Monday, January 23, 2006

Things to remember about raising boys

Readers who remember the habañero incident will have some idea of what my Lovely and Brilliant Wife and I have to look forward to. She comes from an all-female family (one of five daughters, and her mother was one of five daughters as well), and the only boy she's raised so far was an unusually well-behaved kid. So she's not prepared. I, on the other hand, proved several of Miss Cellania's points below. (I can personally attest to numbers 2, 9, 12, 16, 19 and a variation on 23.)

Do not be alarmed. Be very, very frightened.

THINGS TO LEARN AND REMEMBER

1. A king size waterbed holds enough water to fill a 2000 sq.ft . house 4 inches deep.

2. If you spray hair spray on dust bunnies and run over them with roller blades, they can ignite.

3. A 3-year old Boy's voice is louder than 200 adults in a crowded restaurant.

4. If you hook a dog leash over a ceiling fan, the motor is not strong enough to rotate a 42 pound boy wearing Batman underwear and a Superman cape. It is strong enough, however, if tied to a paint can, to spread paint on all four walls of a 20x20 room.

5. You should not throw baseballs up when the ceiling fan is on. When using a ceiling fan as a bat, you have to throw the ball up a few a times before you get a hit.
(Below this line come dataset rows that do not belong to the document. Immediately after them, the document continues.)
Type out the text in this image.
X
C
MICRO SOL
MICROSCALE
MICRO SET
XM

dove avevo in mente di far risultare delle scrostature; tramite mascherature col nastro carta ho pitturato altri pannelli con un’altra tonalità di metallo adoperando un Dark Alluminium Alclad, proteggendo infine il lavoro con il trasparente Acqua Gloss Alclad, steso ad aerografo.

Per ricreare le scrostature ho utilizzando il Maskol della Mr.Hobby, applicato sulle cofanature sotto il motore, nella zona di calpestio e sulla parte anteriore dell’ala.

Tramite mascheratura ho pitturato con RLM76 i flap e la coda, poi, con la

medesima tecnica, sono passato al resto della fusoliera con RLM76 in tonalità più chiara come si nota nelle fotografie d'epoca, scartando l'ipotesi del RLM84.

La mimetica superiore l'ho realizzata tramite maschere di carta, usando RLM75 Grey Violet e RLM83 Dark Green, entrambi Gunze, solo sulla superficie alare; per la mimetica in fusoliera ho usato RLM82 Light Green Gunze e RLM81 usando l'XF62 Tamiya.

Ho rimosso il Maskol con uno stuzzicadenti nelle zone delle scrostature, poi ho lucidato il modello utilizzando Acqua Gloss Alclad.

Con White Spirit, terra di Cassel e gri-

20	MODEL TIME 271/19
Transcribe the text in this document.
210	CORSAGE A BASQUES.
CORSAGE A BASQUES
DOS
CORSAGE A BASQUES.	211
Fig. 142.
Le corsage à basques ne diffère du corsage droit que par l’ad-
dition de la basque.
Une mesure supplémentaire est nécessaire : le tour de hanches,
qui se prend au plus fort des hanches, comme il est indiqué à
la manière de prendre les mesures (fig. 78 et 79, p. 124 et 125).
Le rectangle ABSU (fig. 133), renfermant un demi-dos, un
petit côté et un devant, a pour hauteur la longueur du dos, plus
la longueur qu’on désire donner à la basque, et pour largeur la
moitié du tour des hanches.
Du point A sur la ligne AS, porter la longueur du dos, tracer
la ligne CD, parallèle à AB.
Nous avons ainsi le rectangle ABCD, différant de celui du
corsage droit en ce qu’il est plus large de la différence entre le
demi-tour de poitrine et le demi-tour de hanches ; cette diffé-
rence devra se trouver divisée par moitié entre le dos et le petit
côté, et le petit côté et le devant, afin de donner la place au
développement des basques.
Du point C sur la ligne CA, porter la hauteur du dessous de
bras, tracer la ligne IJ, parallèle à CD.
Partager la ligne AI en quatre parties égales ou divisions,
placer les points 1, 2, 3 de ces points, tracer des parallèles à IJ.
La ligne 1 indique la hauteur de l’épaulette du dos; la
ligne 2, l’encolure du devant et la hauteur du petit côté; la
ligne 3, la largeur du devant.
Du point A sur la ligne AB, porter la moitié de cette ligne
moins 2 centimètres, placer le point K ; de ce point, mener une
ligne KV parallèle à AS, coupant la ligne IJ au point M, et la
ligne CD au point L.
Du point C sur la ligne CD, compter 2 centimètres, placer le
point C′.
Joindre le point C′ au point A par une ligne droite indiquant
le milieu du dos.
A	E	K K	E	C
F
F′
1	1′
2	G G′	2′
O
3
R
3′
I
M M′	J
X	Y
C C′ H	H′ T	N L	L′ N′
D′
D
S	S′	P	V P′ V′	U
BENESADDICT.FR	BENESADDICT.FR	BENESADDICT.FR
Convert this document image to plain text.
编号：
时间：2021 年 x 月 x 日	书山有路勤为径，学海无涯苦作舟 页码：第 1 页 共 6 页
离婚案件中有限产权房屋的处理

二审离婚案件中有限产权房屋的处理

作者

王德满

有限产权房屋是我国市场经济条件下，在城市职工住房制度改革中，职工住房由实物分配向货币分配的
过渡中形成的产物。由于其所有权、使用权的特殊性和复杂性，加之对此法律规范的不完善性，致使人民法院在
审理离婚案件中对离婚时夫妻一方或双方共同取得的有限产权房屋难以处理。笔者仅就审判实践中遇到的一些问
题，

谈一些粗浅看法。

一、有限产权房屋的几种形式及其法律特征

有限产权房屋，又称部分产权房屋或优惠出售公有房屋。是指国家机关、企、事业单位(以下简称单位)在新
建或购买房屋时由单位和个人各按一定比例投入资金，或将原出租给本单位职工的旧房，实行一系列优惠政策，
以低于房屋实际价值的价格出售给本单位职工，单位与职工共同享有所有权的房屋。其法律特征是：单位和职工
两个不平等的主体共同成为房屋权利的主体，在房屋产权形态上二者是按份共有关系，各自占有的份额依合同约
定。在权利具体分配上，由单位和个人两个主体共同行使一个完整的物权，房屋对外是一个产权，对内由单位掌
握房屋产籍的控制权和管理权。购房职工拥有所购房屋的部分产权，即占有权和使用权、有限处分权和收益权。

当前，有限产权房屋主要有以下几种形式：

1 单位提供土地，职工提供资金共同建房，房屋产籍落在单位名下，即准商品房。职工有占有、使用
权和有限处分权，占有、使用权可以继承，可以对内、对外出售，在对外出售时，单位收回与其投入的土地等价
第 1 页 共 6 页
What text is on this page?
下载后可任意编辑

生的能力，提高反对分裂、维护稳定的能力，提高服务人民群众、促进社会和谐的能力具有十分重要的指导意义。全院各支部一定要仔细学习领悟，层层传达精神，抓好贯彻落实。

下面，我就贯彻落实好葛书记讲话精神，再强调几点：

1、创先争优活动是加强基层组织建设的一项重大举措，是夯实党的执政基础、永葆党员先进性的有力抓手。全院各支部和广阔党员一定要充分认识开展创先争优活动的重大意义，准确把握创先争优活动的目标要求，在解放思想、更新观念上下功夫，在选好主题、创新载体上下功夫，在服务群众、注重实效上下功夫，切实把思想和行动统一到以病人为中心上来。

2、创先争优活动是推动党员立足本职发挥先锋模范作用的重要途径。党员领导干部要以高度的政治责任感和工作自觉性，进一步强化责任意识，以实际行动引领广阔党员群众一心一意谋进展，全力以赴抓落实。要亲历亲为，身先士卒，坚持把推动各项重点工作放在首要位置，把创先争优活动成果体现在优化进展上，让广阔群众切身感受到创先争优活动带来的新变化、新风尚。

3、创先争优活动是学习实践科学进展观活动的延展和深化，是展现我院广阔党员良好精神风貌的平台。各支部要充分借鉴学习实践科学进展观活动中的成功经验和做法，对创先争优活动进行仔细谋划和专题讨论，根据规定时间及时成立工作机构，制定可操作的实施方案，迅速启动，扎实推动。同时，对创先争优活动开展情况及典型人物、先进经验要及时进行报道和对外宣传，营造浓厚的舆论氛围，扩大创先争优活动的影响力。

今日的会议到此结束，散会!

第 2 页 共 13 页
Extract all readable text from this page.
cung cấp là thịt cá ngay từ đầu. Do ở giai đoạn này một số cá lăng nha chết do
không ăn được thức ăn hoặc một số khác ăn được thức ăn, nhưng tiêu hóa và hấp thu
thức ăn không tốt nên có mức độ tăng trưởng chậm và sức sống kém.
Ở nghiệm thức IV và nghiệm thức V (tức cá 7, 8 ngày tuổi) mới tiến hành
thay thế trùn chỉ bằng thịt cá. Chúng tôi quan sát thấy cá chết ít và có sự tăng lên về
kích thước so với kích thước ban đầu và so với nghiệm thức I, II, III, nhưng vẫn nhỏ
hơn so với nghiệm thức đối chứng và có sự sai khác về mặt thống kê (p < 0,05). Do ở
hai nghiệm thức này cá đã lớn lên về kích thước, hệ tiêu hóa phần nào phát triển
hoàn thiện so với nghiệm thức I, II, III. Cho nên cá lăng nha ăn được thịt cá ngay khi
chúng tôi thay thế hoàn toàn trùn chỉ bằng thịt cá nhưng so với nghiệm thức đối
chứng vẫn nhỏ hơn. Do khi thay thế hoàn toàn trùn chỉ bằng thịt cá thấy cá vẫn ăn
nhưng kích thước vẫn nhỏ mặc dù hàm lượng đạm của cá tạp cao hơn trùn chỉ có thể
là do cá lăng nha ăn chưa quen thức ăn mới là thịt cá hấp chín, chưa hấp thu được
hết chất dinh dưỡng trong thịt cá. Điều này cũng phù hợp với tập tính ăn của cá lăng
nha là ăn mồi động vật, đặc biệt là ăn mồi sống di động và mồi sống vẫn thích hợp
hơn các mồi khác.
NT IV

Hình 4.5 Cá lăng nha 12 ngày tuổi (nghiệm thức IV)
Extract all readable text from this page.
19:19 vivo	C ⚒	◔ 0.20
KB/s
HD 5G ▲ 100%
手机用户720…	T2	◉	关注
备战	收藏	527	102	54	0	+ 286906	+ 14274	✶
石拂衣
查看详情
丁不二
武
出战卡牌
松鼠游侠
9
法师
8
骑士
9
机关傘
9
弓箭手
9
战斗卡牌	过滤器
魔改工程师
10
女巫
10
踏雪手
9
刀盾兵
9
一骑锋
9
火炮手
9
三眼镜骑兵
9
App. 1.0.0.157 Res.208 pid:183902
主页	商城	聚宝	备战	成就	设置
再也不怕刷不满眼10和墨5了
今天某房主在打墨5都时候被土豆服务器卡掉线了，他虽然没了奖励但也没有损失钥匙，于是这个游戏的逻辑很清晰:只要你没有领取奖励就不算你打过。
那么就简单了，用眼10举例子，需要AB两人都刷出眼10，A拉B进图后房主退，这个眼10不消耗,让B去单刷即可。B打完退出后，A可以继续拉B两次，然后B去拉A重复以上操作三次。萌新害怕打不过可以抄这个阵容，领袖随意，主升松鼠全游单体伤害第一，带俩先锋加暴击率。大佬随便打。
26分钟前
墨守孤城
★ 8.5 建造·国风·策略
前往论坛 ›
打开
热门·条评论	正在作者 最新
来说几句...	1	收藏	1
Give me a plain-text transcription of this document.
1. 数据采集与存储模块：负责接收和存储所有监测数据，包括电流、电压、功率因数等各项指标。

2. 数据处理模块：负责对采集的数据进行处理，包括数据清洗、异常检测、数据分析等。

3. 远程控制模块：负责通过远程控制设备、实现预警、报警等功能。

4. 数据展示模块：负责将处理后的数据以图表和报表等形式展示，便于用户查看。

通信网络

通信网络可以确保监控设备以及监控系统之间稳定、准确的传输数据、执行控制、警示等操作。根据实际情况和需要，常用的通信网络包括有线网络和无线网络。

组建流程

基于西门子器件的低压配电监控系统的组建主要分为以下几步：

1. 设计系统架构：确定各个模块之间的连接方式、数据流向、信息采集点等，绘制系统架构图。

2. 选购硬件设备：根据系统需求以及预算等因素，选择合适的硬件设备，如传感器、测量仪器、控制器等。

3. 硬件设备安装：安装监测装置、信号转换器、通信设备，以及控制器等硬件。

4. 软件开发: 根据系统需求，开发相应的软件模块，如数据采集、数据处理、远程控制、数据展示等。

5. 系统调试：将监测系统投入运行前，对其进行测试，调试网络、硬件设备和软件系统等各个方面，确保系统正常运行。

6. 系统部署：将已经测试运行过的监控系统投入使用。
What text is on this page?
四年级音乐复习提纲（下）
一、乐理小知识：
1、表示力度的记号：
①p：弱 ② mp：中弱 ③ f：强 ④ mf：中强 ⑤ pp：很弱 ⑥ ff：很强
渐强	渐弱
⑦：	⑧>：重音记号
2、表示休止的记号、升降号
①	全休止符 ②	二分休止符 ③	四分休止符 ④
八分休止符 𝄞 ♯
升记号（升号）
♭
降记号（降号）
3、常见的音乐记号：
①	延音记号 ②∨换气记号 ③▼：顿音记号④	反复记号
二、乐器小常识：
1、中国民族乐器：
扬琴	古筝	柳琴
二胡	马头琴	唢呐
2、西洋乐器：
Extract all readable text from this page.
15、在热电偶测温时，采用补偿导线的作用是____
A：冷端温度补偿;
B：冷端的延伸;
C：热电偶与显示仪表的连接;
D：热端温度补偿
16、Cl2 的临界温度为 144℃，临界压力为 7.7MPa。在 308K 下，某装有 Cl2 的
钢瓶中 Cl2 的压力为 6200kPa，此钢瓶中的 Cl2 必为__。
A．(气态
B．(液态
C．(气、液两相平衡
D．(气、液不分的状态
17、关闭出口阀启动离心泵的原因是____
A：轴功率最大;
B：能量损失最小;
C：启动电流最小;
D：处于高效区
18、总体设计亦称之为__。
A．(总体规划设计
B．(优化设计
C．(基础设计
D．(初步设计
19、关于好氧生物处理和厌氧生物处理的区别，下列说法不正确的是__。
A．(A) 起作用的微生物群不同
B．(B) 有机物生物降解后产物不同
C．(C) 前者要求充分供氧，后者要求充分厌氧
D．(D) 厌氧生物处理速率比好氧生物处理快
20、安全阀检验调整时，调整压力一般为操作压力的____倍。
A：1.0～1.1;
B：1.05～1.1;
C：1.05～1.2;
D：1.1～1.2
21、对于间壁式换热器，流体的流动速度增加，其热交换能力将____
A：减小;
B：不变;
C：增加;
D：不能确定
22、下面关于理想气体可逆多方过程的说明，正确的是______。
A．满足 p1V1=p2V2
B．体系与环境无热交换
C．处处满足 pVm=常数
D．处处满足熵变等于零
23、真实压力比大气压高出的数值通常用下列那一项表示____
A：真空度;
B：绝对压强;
A ceiling fan can hit a baseball a long way.

6. The glass in windows (even double-pane) doesn't stop a baseball hit by a ceiling fan.

7. When you hear the toilet flush and the words "uh oh", it's already too late.

8. Brake fluid mixed with Clorox makes smoke, and lots of it.

9. A six-year old boy can start a fire with a flint rock even though a 36-year old man says they can only do it in the movies.

10. Certain Lego's will pass through the digestive tract of a 4-year old boy

11. Play dough and microwave should not be used in the same sentence.

12. Super glue is forever.

13. No matter how much Jelly you put in a swimming pool you still can't walk on water.

14. Pool filters do not like Jelly.

15. VCR's do not eject sandwiches.

16. Garbage bags do not make good parachutes.

17. Marbles in petrol tanks make lots of noise when driving.

18. You probably DO NOT want to know what that odour is.

19. Always look in the oven before you turn it on; plastic toys do not like ovens.

20. The fire department has a 5-minute response time.

21. The spin cycle on the washing machine does not make earthworms dizzy.

22. It will, however, make cats dizzy.

23. Cats throw up twice their body weight when dizzy.

24. Raw eggs and semi digested cheese stick to walls and ceilings very well.

25. 80% of men who read this will try mixing the Clorox and brake fluid.

Anybody got any more lessons learned from raising boys?